部屋の中にたたずむ女性を見つけた。
「さあ・・・私の声は聞こえますよね?私は貴女が見えます。もう一人っきりじゃないのですよ。こちらを向いて下さい。」
私は何かに怯える女性に、出来る限り優しく声を掛けた。
こちらを振り返る女性・・・
その顔は、崩れ去り・・・両の頬は搔き毟った跡が 深々と残っていた。
「う・・・ん。それじゃ あなたの本当の姿は分からないね。
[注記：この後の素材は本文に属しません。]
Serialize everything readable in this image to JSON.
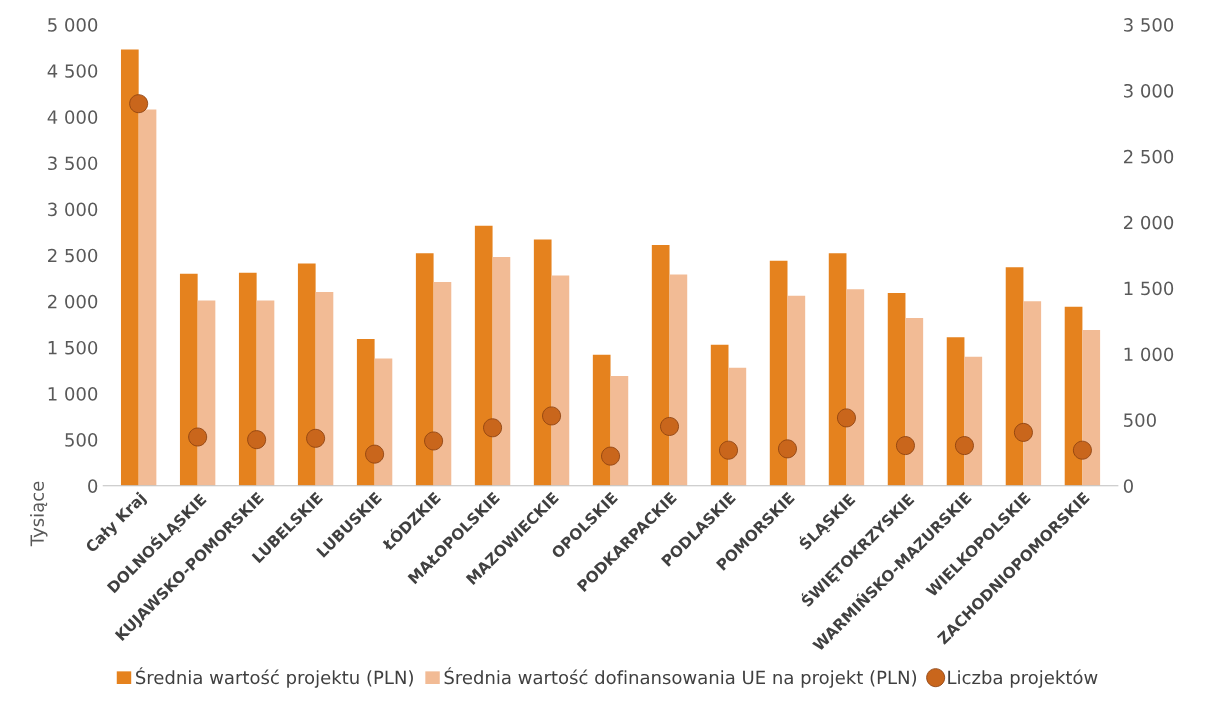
{
  "chart_data": {
    "type": "bar",
    "categories": [
      "Cały Kraj",
      "DOLNOŚLĄSKIE",
      "KUJAWSKO-POMORSKIE",
      "LUBELSKIE",
      "LUBUSKIE",
      "ŁÓDZKIE",
      "MAŁOPOLSKIE",
      "MAZOWIECKIE",
      "OPOLSKIE",
      "PODKARPACKIE",
      "PODLASKIE",
      "POMORSKIE",
      "ŚLĄSKIE",
      "ŚWIĘTOKRZYSKIE",
      "WARMIŃSKO-MAZURSKIE",
      "WIELKOPOLSKIE",
      "ZACHODNIOPOMORSKIE"
    ],
    "series": [
      {
        "name": "Średnia wartość projektu (PLN)",
        "color": "#e5821e",
        "values": [
          4730,
          2300,
          2310,
          2410,
          1590,
          2520,
          2820,
          2670,
          1420,
          2610,
          1530,
          2440,
          2520,
          2090,
          1610,
          2370,
          1940
        ]
      },
      {
        "name": "Średnia wartość dofinansowania UE na projekt (PLN)",
        "color": "#f2bb95",
        "values": [
          4080,
          2010,
          2010,
          2100,
          1380,
          2210,
          2480,
          2280,
          1190,
          2290,
          1280,
          2060,
          2130,
          1820,
          1400,
          2000,
          1690
        ]
      },
      {
        "name": "Liczba projektów",
        "type": "scatter",
        "axis": "y2",
        "color": "#c9661c",
        "values": [
          2900,
          370,
          350,
          360,
          240,
          340,
          440,
          530,
          225,
          450,
          270,
          280,
          515,
          305,
          305,
          405,
          270
        ]
      }
    ],
    "ylabel": "Tysiące",
    "ylim": [
      0,
      5000
    ],
    "yticks": [
      {
        "value": 0,
        "label": "0"
      },
      {
        "value": 500,
        "label": "500"
      },
      {
        "value": 1000,
        "label": "1 000"
      },
      {
        "value": 1500,
        "label": "1 500"
      },
      {
        "value": 2000,
        "label": "2 000"
      },
      {
        "value": 2500,
        "label": "2 500"
      },
      {
        "value": 3000,
        "label": "3 000"
      },
      {
        "value": 3500,
        "label": "3 500"
      },
      {
        "value": 4000,
        "label": "4 000"
      },
      {
        "value": 4500,
        "label": "4 500"
      },
      {
        "value": 5000,
        "label": "5 000"
      }
    ],
    "y2lim": [
      0,
      3500
    ],
    "y2ticks": [
      {
        "value": 0,
        "label": "0"
      },
      {
        "value": 500,
        "label": "500"
      },
      {
        "value": 1000,
        "label": "1 000"
      },
      {
        "value": 1500,
        "label": "1 500"
      },
      {
        "value": 2000,
        "label": "2 000"
      },
      {
        "value": 2500,
        "label": "2 500"
      },
      {
        "value": 3000,
        "label": "3 000"
      },
      {
        "value": 3500,
        "label": "3 500"
      }
    ],
    "grid": false,
    "legend": "bottom",
    "marker": "circle"
  }
}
今 元の姿に戻してあげるよ・・・」
その女性の姿は、何故そのようになってしまっていたのだろうか・・・
おそらく 自分の存在に気が付いて欲しくて、いろいろなアクションを起こしたのだろうが、それでも誰にも気が付いてもらえず、打ちひしがれてしまい、またその孤独感に押しつぶされてしまった そんな姿だったのだろう。
私は両手をその人に向け、念気を送り込んだ。
霊には現実の肉体は無い。
その姿を作っているのは、その人の持つ想念、または残留思念で出来上がった ボディスーツのようなものである。
ですから 霊自体の元の姿に戻す事は意外と難しい事ではなかった。
しだいに戻って行くその女性の姿。
「あれ?君を見たことあるな・・・」
私はそう呟いて、奥さんを振り返った。